Here, the first configure method is a simple authentication configuration that is just an in-memory store of users. For demonstration purposes, there are two users:

  • admin user with ADMIN role and no password encryption rules for simplicity
  • basic user with BASIC role and no password encryption rules for simplicity

Furthermore, in the second configure method httpBasic() is being used, for no special reason rather than its simplicity and convenience for demo purposes, which means that we opted in for HTTP basic authentication and Spring Security will configure everything to support this auth scheme (more on HTTP basic auth https://datatracker.ietf.org/doc/html/rfc7617 ). If we tried to access any of the protected controller endpoints without the authorization header containing the credentials, we would get 401 unauthorized responses.
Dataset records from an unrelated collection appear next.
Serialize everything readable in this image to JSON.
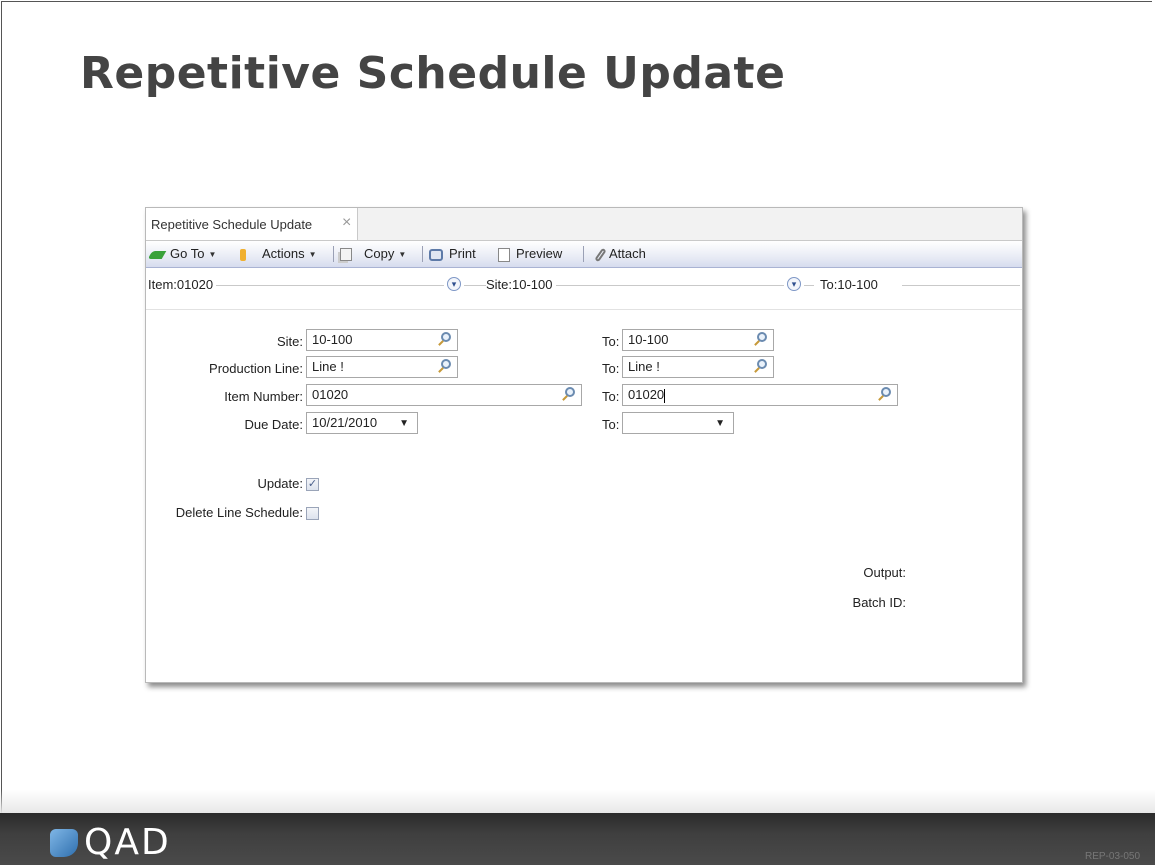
{
  "slide": {
    "title": "Repetitive Schedule Update",
    "doc_code": "REP-03-050",
    "logo_text": "QAD"
  },
  "window": {
    "tab_label": "Repetitive Schedule Update",
    "toolbar": {
      "goto_label": "Go To",
      "actions_label": "Actions",
      "copy_label": "Copy",
      "print_label": "Print",
      "preview_label": "Preview",
      "attach_label": "Attach"
    },
    "summary": {
      "item": "Item:01020",
      "site": "Site:10-100",
      "to": "To:10-100"
    },
    "form": {
      "site_label": "Site:",
      "site_value": "10-100",
      "site_to_label": "To:",
      "site_to_value": "10-100",
      "prod_line_label": "Production Line:",
      "prod_line_value": "Line !",
      "prod_line_to_label": "To:",
      "prod_line_to_value": "Line !",
      "item_label": "Item Number:",
      "item_value": "01020",
      "item_to_label": "To:",
      "item_to_value": "01020",
      "due_label": "Due Date:",
      "due_value": "10/21/2010",
      "due_to_label": "To:",
      "due_to_value": "",
      "update_label": "Update:",
      "update_checked": true,
      "delete_label": "Delete Line Schedule:",
      "delete_checked": false,
      "output_label": "Output:",
      "batch_label": "Batch ID:"
    }
  }
}
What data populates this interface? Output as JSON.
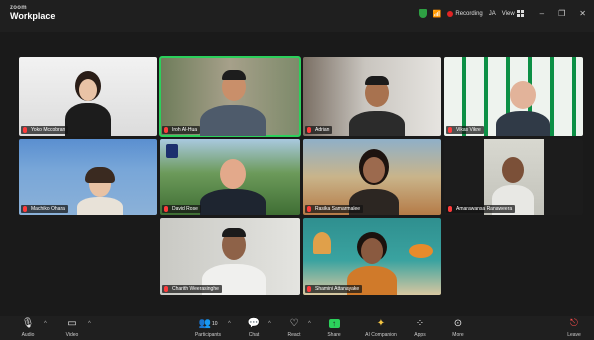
{
  "app": {
    "brand_top": "zoom",
    "brand_bottom": "Workplace"
  },
  "titlebar": {
    "recording": "Recording",
    "initials": "JA",
    "view_label": "View",
    "minimize": "–",
    "restore": "❐",
    "close": "✕"
  },
  "participants": [
    {
      "name": "Yoko Mccobran"
    },
    {
      "name": "Iroh Al-Hua"
    },
    {
      "name": "Adrian"
    },
    {
      "name": "Vikas Vikre"
    },
    {
      "name": "Machiko Ohara"
    },
    {
      "name": "David Rose"
    },
    {
      "name": "Rasika Samarmalee"
    },
    {
      "name": "Amarawansa Ranaweera"
    },
    {
      "name": "Charith Weerasinghe"
    },
    {
      "name": "Shamini Attanayake"
    }
  ],
  "toolbar": {
    "audio": "Audio",
    "video": "Video",
    "participants": "Participants",
    "participants_count": "10",
    "chat": "Chat",
    "react": "React",
    "share": "Share",
    "ai_companion": "AI Companion",
    "apps": "Apps",
    "more": "More",
    "leave": "Leave"
  },
  "colors": {
    "active_speaker": "#2bd05b",
    "recording": "#e02424",
    "leave": "#e02424"
  }
}
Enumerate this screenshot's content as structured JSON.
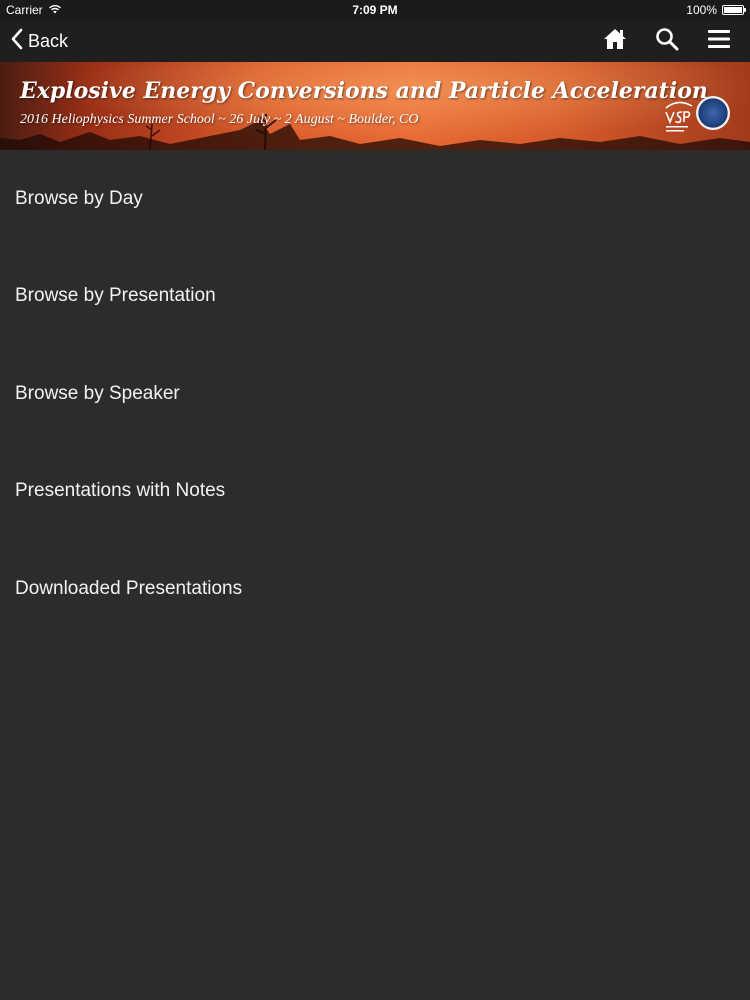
{
  "status_bar": {
    "carrier": "Carrier",
    "time": "7:09 PM",
    "battery": "100%",
    "battery_level": 1.0
  },
  "nav": {
    "back_label": "Back",
    "icons": [
      "home-icon",
      "search-icon",
      "hamburger-menu-icon"
    ]
  },
  "banner": {
    "title": "Explosive Energy Conversions and Particle Acceleration",
    "subtitle": "2016 Heliophysics Summer School ~ 26 July ~ 2 August ~ Boulder, CO",
    "logos": [
      "vsp-logo",
      "organization-seal"
    ]
  },
  "menu": {
    "items": [
      {
        "label": "Browse by Day"
      },
      {
        "label": "Browse by Presentation"
      },
      {
        "label": "Browse by Speaker"
      },
      {
        "label": "Presentations with Notes"
      },
      {
        "label": "Downloaded Presentations"
      }
    ]
  },
  "colors": {
    "background": "#2b2c2e",
    "navbar": "#1f1f1f",
    "banner_accent": "#d95a2a",
    "text": "#ffffff"
  }
}
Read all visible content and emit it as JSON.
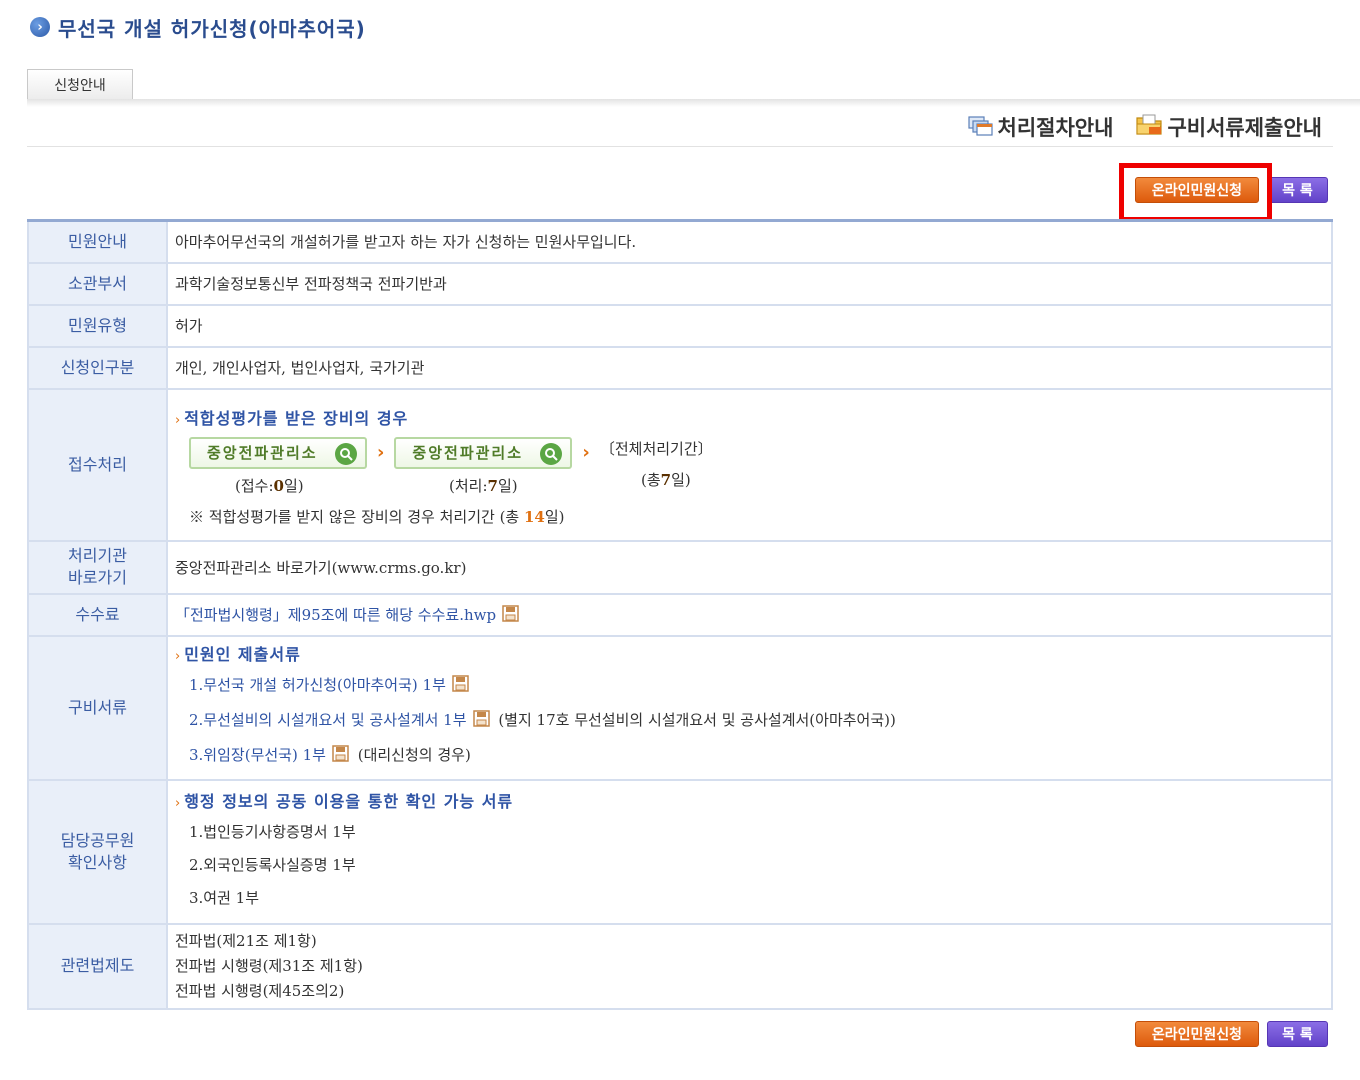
{
  "header": {
    "title": "무선국 개설 허가신청(아마추어국)",
    "title_icon": "chevron-circle-icon"
  },
  "tabs": [
    {
      "label": "신청안내"
    }
  ],
  "guide_links": [
    {
      "label": "처리절차안내",
      "icon": "process-guide-icon"
    },
    {
      "label": "구비서류제출안내",
      "icon": "document-submit-icon"
    }
  ],
  "actions": {
    "apply_label": "온라인민원신청",
    "list_label": "목 록"
  },
  "colors": {
    "accent_orange": "#dd5a0c",
    "accent_purple": "#6243c9",
    "header_blue": "#2a4c8e",
    "highlight": "#ee0000"
  },
  "table": {
    "guide": {
      "label": "민원안내",
      "value": "아마추어무선국의 개설허가를 받고자 하는 자가 신청하는 민원사무입니다."
    },
    "dept": {
      "label": "소관부서",
      "value": "과학기술정보통신부 전파정책국 전파기반과"
    },
    "type": {
      "label": "민원유형",
      "value": "허가"
    },
    "applicant": {
      "label": "신청인구분",
      "value": "개인, 개인사업자, 법인사업자, 국가기관"
    },
    "process": {
      "label": "접수처리",
      "section_title": "적합성평가를 받은 장비의 경우",
      "step1": {
        "name": "중앙전파관리소",
        "caption_pre": "(접수: ",
        "days": "0",
        "caption_post": " 일)"
      },
      "step2": {
        "name": "중앙전파관리소",
        "caption_pre": "(처리: ",
        "days": "7",
        "caption_post": " 일)"
      },
      "total": {
        "label": "〔전체처리기간〕",
        "caption_pre": "(총 ",
        "days": "7",
        "caption_post": " 일)"
      },
      "note_pre": "※ 적합성평가를 받지 않은 장비의 경우 처리기간 (총 ",
      "note_days": "14",
      "note_post": "일)"
    },
    "agency": {
      "label_line1": "처리기관",
      "label_line2": "바로가기",
      "value": "중앙전파관리소 바로가기(www.crms.go.kr)"
    },
    "fee": {
      "label": "수수료",
      "value": "「전파법시행령」제95조에 따른 해당 수수료.hwp"
    },
    "docs": {
      "label": "구비서류",
      "section_title": "민원인 제출서류",
      "items": [
        {
          "text": "1.무선국 개설 허가신청(아마추어국) 1부",
          "extra": ""
        },
        {
          "text": "2.무선설비의 시설개요서 및 공사설계서 1부",
          "extra": "(별지 17호 무선설비의 시설개요서 및 공사설계서(아마추어국))"
        },
        {
          "text": "3.위임장(무선국) 1부",
          "extra": "(대리신청의 경우)"
        }
      ]
    },
    "official": {
      "label_line1": "담당공무원",
      "label_line2": "확인사항",
      "section_title": "행정 정보의 공동 이용을 통한 확인 가능 서류",
      "items": [
        "1.법인등기사항증명서 1부",
        "2.외국인등록사실증명 1부",
        "3.여권 1부"
      ]
    },
    "law": {
      "label": "관련법제도",
      "items": [
        "전파법(제21조 제1항)",
        "전파법 시행령(제31조 제1항)",
        "전파법 시행령(제45조의2)"
      ]
    }
  }
}
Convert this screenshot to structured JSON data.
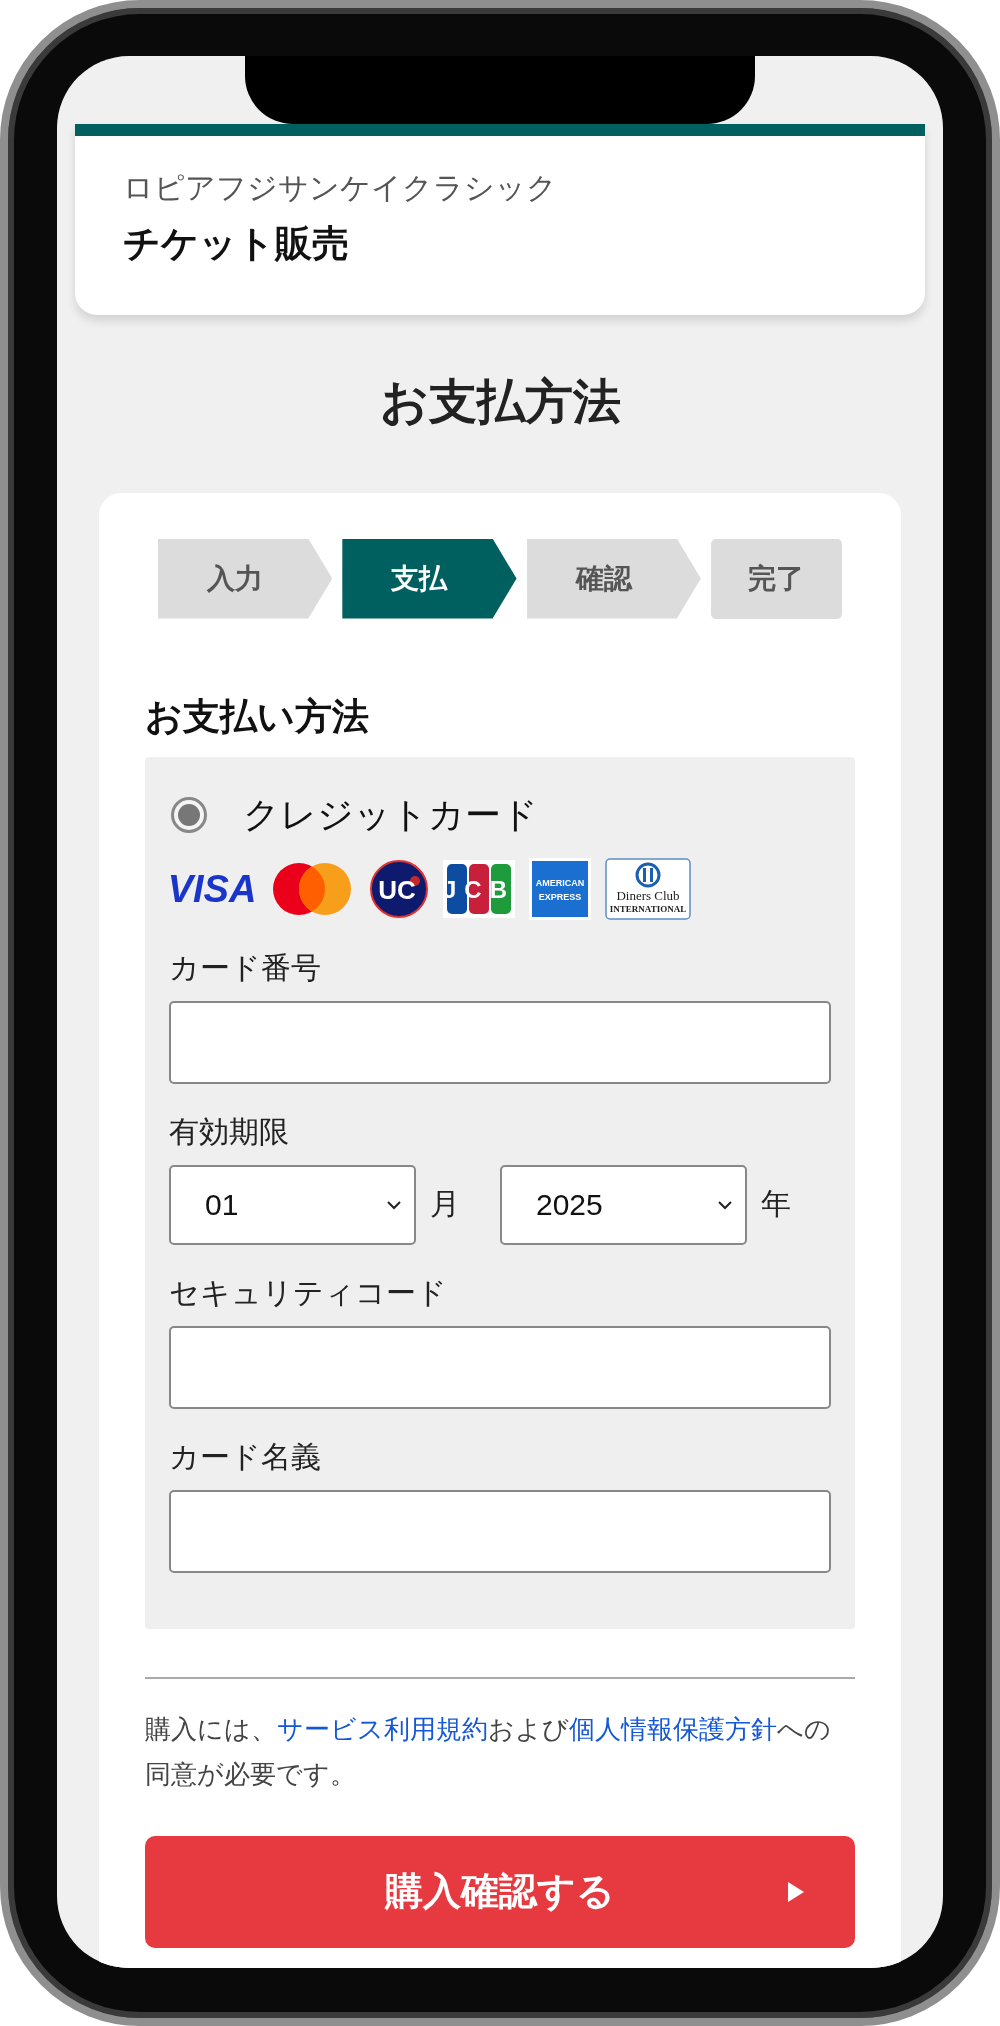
{
  "header": {
    "event": "ロピアフジサンケイクラシック",
    "title": "チケット販売"
  },
  "page_title": "お支払方法",
  "steps": [
    {
      "label": "入力",
      "selected": false
    },
    {
      "label": "支払",
      "selected": true
    },
    {
      "label": "確認",
      "selected": false
    },
    {
      "label": "完了",
      "selected": false
    }
  ],
  "section_title": "お支払い方法",
  "payment_option": {
    "label": "クレジットカード",
    "selected": true
  },
  "card_brands": [
    {
      "kind": "visa",
      "lines": [
        "VISA"
      ]
    },
    {
      "kind": "mastercard"
    },
    {
      "kind": "uc",
      "lines": [
        "UC"
      ]
    },
    {
      "kind": "jcb",
      "lines": [
        "JCB"
      ]
    },
    {
      "kind": "amex",
      "lines": [
        "AMERICAN",
        "EXPRESS"
      ]
    },
    {
      "kind": "diners",
      "lines": [
        "Diners Club",
        "INTERNATIONAL"
      ]
    }
  ],
  "card_number": {
    "label": "カード番号"
  },
  "expiry": {
    "label": "有効期限",
    "month": {
      "value": "01",
      "unit": "月"
    },
    "year": {
      "value": "2025",
      "unit": "年"
    }
  },
  "security_code": {
    "label": "セキュリティコード"
  },
  "card_holder": {
    "label": "カード名義"
  },
  "terms": {
    "before": "購入には、",
    "link_1": "サービス利用規約",
    "middle": "および",
    "link_2": "個人情報保護方針",
    "after": "への同意が必要です。"
  },
  "submit": {
    "label": "購入確認する"
  }
}
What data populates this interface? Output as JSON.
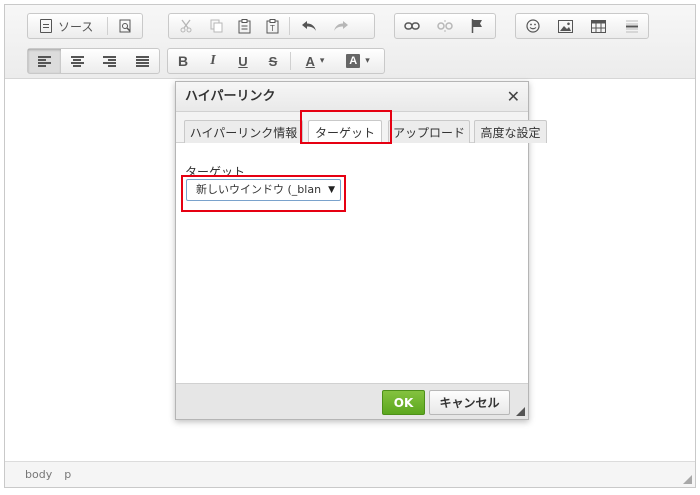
{
  "toolbar": {
    "source_label": "ソース",
    "a_glyph": "A",
    "dropdown_glyph": "▾",
    "bold_glyph": "B",
    "italic_glyph": "I",
    "underline_glyph": "U",
    "strike_glyph": "S"
  },
  "footer": {
    "path": [
      "body",
      "p"
    ]
  },
  "dialog": {
    "title": "ハイパーリンク",
    "close_glyph": "✕",
    "tabs": [
      "ハイパーリンク情報",
      "ターゲット",
      "アップロード",
      "高度な設定"
    ],
    "field_label": "ターゲット",
    "select_value": "新しいウインドウ (_blan",
    "select_arrow": "▼",
    "ok_label": "OK",
    "cancel_label": "キャンセル"
  },
  "colors": {
    "highlight": "#e60012",
    "ok_green": "#6db52d"
  }
}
Now for the main topic of this article, the second configure method also demonstrates the usage of the aforementioned default Spring Security authorization expressions. For example, /admin-resource URI path can be accessed only by a user containing role ADMIN, while /basic-resource may be accessed by either admin or basic user. Moreover, /authenticated-resource assumes that the user must be authenticated, regardless of the role, to access this endpoint.

The code for our simple secured demo controller is provided below.

package com.agency04.blog.controller;
import org.springframework.web.bind.annotation.GetMapping;
import org.springframework.web.bind.annotation.RestController;
@RestController
public class SecuredExampleController {
    @GetMapping("/admin-resource")
    public String getAdminResource() {
        return "Only admin can see this";
    }
    @GetMapping("/basic-resource")
    public String getBasicResource() {
        return "Only basic user can see this";
    }
    @GetMapping("/authenticated-resource")
    public String getAuthenticatedResource() {
        return "Everyone who is authenticated can see this";
    }
    @GetMapping("/public-resource")
    public String getPublicResource() {
        return "This resource is public";
    }
}

Granular authorization rules with global method security

Besides declaring all the route guards in one central place, for more control and better granularity one could use something spring calls method security, which allows access control on a Java method level by using PreAuthorize, PostAuthorize, and Secured annotations and providing them with the security expression.

Below is an example of the same secured demo controller, only this time not relying on central configuration for the authorization definitions, but rather using method security with just mentioned annotations to apply the security expressions.

@RestController
public class SecuredExampleController {
    @GetMapping("/admin-resource")
    @PreAuthorize("hasRole('ADMIN')")
    public String getAdminResource() {
        return "Only admin can see this";
    }
    @GetMapping("/basic-resource")
    @PreAuthorize("hasAnyRole('BASIC', 'ADMIN')")
    public String getBasicResource() {
        return "Only basic user can see this";
    }
    @GetMapping("/authenticated-resource")
    @PreAuthorize("isAuthenticated()")
    public String getAuthenticatedResource() {
        return "Everyone who is authenticated can see this";
    }
    @GetMapping("/public-resource")
    public String getPublicResource() {
        return "This resource is public";
    }
}

Additionally, in order for this to work, security configuration needs to be annotated with @EnableGlobalMethodSecurity(prePostEnabled = true, securedEnabled = true) so that the Spring is aware PreAuthorize, PostAuthorize, and Secured annotations will be used and that it can set up the proxies behind the scenes which will handle this boilerplate method access control logic.

A few more words on the Spring Security concepts

What all authorization schemes in Spring Security have in common is that they rely on a central Spring Security Context object which holds the security-specific information about the user that is authenticated by the system. Such custom logged user representation can be provided by implementing a class that either extends org.springframework.security.core.userdetails.User or implements the org.springframework.security.core.userdetails.UserDetails interface and making the common UserDetailsService, which is used as an entry point for fetching the security-specific user data at the time of authentication, return this object. This is important because the security expressions we are writing about actually rely on this central Spring Security context and so will the custom expressions when we implement them.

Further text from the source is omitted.